Vaccination against hepatitis C
Unfortunately, there is currently no vaccine to help prevent HCV infection. Vaccination against hepatitis C is the goal of many hundreds of scientists, doctors, microbiologists, infectious diseaseists, who are working hard to create a highly effective antiviral drug, whey, aimed at interrupting the mutation of specific subtypes, nucleotide links that damage hepatocytes. The task of vaccine developers is to identify and identify a single protein that is specific for all multiple subtypes of hepatitis C, as soon as this happens, immunity will be able to produce neutralizing or protective antibodies. Vaccination against hepatitis C would help slow the growing rate of prevalence of HCV, ideally to stop the epidemic of the disease. According to WHO in the laboratories of European countries (France, Denmark), experimental animal vaccine samples are being tested, but there is no clinical confirmation of the efficacy of these drugs.
Forecast
The statistics that are systematically collected and analyzed by WHO are not yet comforting. The prognosis of hepatitis C in figures is as follows:
- The active, acute course of the disease is the development of liver cirrhosis in 20% of cases, of which more than 5% result in carcinoma.

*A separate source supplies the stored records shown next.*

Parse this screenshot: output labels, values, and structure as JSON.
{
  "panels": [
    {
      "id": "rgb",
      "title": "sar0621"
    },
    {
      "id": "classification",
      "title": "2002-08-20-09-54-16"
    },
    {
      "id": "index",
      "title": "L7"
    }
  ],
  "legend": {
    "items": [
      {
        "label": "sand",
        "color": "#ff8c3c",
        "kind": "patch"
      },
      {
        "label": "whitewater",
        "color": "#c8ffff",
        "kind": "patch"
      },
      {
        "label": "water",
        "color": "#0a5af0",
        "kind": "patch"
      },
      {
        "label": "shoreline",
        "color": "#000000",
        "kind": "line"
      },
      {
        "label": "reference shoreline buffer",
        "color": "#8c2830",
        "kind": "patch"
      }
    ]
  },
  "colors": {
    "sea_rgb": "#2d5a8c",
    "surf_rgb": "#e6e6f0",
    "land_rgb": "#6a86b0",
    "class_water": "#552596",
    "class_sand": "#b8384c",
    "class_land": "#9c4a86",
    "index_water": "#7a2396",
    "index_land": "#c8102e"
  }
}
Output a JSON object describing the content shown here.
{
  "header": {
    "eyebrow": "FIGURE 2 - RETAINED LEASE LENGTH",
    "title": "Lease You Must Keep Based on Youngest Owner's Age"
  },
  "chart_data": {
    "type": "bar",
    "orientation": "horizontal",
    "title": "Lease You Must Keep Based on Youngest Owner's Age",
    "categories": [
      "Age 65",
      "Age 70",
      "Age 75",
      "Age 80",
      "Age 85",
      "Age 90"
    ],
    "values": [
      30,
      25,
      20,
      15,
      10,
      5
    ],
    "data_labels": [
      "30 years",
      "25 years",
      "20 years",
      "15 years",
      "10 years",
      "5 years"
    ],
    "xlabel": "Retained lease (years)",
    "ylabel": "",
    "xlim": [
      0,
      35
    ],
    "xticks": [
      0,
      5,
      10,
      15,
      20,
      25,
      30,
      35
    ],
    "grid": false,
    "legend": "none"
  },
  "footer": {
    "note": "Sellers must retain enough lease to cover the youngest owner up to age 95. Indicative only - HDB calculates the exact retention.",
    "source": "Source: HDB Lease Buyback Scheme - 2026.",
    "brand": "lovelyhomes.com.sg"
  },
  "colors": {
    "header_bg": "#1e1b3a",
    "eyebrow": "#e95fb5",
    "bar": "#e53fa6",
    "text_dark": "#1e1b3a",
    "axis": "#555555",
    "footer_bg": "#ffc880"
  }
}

- 60-80% of all infected with the hepatitis C virus have a chronic form of the disease.
- 70-75% of the total number of patients have pathological changes in liver structure and function without malignancy (cancer development).
- In 20% of patients with chronic HCV, cirrhosis develops.
- 30-35 patients with hepatitis C, accompanied by cirrhosis, die from liver cancer.
- 5% of patients with chronic hepatitis C die from carcinoma.
The prognosis for acute hepatitis C significantly improved with the introduction of antiviral therapy, the timely appointment of which allows recovery in 80-90% of patients. If the acute phase of infection was not diagnosed and patients do not receive antiviral therapy, the prognosis is worse - 80% of patients develop chronic hepatitis C, in 15-20% of patients with progressive course of the disease it is possible to form liver cirrhosis within 20-30 years. On the background of cirrhosis with a frequency of 1-4% per year, primary hepatocellular carcinoma occurs.